To find out pcp address for CPU5, the following command s are used.

crash> p contig_page_data.node_zones[1].pageset

$5 = (struct per_cpu_pageset *) 0xc177ebdc


crash> struct per_cpu_pages  EDF34BDC

struct per_cpu_pages {

  count = 0x1,

  high = 0xba,

  batch = 0x1f,

  lists = {{

      next = 0xef51fc74,  //<<--MIGRATE_UNMOVABLE

      prev = 0xef51fc74

    }, {

      next = 0xedf34bf0, //<<--MIGRATE_RECLAIMABLE

      prev = 0xedf34bf0

    }, {

      next = 0xef4bdcd4,//<<--MIGRATE_MOVABLE

      prev = 0xef4bddf4

    }, {

      next = 0xedf34c00, //<<--MIGRATE_PCPTYPES

      prev = 0xedf34c00

    }}

}


(where) 0xEDF34BDC = 0xc177ebdc+0x2c7b6000

crash> p  __per_cpu_offset[5]

$7 = 0x2c7b6000


BTW the listed list 0xef4bdcd4 address is found to be corrupted as follows. 

crash> list 0x0 0xef4bdcd4

ef4bdcd4

ef4bdcf4

ef4bdd14

ef4bdd34

ef4bdd54

ef4bdd74

ef4bddb4

100

(where)

 #0 [<c01002d8>] (do_DataAbort) from [<c010ad58>]
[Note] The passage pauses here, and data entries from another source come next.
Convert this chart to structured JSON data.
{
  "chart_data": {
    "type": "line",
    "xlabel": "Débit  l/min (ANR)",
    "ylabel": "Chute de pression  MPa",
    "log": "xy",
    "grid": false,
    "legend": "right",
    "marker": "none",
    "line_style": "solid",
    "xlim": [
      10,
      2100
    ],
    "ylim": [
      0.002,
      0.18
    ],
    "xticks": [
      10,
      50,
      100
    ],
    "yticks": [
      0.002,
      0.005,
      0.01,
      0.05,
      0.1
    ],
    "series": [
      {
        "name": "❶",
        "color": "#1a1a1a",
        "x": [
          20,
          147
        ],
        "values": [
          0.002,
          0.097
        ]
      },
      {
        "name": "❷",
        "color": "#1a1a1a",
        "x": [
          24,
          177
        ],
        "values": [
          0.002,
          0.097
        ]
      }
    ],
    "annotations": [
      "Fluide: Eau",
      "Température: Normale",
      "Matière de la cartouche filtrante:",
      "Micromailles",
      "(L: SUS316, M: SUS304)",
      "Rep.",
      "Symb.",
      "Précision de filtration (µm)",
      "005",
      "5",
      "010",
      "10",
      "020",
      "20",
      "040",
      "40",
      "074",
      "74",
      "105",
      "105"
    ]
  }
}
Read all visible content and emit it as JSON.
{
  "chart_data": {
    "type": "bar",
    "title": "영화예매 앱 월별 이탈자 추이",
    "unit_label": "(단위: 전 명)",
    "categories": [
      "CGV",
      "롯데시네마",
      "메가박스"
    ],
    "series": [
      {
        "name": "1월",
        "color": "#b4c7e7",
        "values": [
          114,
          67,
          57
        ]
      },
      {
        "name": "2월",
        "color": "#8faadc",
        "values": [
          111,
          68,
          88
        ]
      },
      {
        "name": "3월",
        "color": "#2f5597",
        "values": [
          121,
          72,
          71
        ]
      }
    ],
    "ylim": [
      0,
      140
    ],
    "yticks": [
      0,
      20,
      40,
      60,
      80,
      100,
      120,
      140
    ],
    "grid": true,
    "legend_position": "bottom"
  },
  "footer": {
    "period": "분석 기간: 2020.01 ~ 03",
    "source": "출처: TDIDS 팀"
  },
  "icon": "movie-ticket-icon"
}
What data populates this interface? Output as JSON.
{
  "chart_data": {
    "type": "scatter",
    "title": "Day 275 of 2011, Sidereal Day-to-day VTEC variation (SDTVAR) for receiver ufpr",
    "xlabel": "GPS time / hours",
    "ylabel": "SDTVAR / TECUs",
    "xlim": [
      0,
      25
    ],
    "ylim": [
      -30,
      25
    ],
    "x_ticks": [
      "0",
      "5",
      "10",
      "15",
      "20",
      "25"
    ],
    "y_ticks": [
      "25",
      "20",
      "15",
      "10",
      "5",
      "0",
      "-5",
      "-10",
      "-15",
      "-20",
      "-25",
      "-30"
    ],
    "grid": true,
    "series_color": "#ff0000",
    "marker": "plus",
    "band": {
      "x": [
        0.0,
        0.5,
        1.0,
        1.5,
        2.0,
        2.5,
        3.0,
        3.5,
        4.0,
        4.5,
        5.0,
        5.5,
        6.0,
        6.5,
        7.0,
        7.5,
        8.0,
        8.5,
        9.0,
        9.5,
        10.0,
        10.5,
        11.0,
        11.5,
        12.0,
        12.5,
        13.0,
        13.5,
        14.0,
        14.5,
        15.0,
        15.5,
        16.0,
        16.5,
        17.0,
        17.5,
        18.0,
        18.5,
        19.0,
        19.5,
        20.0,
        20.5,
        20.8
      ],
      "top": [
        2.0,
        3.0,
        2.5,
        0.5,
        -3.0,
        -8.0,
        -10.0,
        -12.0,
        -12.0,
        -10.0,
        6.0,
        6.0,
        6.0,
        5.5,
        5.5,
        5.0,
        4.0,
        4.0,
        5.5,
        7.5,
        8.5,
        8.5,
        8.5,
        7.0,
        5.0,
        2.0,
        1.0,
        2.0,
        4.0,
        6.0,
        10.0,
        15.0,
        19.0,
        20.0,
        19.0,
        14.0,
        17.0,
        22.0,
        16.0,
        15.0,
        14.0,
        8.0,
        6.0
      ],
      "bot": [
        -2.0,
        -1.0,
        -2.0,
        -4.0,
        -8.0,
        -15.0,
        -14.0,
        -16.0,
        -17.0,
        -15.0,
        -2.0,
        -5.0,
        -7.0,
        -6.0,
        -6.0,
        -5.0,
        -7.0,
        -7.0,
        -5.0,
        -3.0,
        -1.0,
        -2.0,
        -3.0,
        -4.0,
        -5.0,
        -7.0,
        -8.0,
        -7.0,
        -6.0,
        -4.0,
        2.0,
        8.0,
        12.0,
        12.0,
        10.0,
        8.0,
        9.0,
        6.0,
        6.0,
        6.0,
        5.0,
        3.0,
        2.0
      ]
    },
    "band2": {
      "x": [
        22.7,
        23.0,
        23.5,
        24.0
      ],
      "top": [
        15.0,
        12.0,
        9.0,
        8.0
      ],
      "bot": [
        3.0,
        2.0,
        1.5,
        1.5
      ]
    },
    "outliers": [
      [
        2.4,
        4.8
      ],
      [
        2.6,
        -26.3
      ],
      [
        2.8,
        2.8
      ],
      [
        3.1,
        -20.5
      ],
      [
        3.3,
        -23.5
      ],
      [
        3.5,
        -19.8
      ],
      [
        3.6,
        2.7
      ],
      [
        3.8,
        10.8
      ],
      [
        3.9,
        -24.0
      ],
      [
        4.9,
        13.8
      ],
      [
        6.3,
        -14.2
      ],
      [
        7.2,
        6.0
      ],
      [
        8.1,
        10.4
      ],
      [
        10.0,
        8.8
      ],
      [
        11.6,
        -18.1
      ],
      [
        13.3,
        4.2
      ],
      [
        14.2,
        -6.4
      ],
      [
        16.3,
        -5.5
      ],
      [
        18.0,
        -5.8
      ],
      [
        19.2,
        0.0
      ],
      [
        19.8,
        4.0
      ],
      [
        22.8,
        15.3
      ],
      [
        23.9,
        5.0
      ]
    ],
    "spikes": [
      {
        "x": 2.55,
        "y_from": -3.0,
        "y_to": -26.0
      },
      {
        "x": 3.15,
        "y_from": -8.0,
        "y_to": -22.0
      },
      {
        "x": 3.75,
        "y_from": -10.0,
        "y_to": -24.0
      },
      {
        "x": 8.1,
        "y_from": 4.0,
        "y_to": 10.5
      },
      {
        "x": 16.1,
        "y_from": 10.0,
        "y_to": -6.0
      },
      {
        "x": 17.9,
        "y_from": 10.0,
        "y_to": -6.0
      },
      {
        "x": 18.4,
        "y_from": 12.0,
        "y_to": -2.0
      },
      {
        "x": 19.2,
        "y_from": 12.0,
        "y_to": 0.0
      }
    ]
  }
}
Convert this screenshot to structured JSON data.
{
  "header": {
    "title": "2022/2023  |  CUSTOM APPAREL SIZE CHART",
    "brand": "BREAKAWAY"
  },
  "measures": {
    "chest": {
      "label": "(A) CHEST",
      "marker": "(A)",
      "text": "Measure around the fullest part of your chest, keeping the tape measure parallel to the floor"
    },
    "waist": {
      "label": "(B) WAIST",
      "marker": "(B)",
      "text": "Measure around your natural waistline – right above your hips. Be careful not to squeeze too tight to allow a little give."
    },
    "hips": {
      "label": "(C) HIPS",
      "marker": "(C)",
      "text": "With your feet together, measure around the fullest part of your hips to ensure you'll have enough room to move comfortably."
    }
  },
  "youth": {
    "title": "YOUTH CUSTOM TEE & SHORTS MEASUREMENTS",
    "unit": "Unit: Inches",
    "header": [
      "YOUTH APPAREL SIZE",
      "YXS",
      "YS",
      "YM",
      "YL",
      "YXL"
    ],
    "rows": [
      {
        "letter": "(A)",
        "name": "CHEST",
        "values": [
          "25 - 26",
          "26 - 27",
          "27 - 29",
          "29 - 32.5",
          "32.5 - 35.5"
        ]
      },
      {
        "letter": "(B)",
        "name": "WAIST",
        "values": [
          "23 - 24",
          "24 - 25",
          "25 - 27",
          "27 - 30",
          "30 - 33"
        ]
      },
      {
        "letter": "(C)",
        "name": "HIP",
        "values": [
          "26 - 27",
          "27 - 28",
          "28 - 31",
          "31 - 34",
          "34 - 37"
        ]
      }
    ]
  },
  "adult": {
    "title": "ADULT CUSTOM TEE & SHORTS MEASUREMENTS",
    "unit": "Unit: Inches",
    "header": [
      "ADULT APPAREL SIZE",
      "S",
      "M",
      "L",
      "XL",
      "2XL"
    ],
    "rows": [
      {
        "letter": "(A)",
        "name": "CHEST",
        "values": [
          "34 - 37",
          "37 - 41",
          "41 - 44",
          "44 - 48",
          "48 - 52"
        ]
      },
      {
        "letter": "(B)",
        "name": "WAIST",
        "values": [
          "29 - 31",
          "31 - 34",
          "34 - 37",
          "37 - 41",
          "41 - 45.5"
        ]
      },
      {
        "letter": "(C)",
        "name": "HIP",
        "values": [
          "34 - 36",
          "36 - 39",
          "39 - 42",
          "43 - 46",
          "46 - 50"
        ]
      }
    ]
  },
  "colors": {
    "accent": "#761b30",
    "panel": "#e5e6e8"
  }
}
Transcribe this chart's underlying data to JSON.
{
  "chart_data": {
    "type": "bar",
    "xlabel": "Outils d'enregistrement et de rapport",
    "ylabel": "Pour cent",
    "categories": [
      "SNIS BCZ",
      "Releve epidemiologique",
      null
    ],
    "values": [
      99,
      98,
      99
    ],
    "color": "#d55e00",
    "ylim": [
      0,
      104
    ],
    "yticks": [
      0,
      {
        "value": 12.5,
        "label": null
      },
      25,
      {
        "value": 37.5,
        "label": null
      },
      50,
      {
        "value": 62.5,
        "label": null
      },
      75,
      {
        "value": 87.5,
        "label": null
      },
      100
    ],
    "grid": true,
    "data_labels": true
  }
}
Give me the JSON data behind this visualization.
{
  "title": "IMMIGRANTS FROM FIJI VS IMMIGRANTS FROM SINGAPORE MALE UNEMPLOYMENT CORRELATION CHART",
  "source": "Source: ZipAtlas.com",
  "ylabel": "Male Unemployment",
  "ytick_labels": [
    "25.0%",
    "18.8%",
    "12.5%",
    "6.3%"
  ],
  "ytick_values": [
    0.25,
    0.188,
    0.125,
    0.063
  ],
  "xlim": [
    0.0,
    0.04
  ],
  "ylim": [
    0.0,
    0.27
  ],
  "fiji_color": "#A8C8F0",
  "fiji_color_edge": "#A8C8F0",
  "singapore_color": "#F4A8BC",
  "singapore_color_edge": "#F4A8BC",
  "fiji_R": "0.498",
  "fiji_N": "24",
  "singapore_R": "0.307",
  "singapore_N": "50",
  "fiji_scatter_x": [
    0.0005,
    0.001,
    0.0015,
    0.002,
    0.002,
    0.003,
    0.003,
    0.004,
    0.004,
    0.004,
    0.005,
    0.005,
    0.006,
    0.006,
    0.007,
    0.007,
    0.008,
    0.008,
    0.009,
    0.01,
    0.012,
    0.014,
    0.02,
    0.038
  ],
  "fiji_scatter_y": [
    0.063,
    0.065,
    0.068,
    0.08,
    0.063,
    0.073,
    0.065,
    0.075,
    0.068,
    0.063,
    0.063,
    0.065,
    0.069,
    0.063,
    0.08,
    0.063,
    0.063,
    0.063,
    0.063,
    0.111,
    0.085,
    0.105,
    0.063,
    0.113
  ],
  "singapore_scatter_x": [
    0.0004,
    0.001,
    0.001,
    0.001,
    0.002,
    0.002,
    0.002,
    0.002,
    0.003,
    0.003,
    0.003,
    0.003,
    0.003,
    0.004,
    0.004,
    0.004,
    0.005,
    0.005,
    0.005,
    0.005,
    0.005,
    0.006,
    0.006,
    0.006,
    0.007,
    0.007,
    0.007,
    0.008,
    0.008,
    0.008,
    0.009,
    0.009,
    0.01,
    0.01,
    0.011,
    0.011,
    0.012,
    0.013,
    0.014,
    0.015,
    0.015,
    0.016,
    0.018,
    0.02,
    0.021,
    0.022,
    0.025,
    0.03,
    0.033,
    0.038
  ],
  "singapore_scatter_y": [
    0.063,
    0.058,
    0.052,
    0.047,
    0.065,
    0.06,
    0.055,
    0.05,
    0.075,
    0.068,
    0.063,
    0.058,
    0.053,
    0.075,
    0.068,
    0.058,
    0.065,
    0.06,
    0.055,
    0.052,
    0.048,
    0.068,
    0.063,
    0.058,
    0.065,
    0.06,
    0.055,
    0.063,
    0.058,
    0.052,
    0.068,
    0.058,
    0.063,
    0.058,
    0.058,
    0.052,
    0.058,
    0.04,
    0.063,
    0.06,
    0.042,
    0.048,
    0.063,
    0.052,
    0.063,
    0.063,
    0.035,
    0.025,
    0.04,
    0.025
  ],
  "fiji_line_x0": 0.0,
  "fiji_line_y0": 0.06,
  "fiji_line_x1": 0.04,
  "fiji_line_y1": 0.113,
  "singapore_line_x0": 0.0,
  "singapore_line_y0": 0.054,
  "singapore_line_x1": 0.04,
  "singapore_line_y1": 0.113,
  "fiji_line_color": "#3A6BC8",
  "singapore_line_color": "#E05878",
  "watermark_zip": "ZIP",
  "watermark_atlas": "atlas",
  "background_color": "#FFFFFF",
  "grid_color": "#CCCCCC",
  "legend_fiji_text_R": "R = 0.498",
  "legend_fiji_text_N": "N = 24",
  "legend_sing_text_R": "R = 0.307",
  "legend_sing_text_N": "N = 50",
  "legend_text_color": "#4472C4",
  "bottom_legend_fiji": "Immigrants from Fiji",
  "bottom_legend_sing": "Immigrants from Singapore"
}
    pc : [<c01d7308>]    lr : [<c01d72ec>]    psr: 60020193

    sp : e7aabcf8  ip : c193e69c  fp : edf34bf4

    r10: 00000000  r9 : 0000001f  r8 : 00000002

    r7 : c1938280  r6 : c1938200  r5 : 00000010  r4 : ef4bddb4

    r3 : ef4bddb4  r2 : 00000100  r1 : 00000000  r0 : ef4bdda0

    Flags: nZCv  IRQs off  FIQs on  Mode SVC_32  ISA ARM

 #1 [<c010ad58>] (__dabt_svc) from [<c01d72ec>]

 #2 [<c01d7308>] (rmqueue_bulk.constprop.11) from [<c01d7540>]  //<<-- kernel panic

 #3 [<c01d7540>] (get_page_from_freelist) from [<c01d79c4>]


After the device is disassembled again with another PMIC, the crash disappears.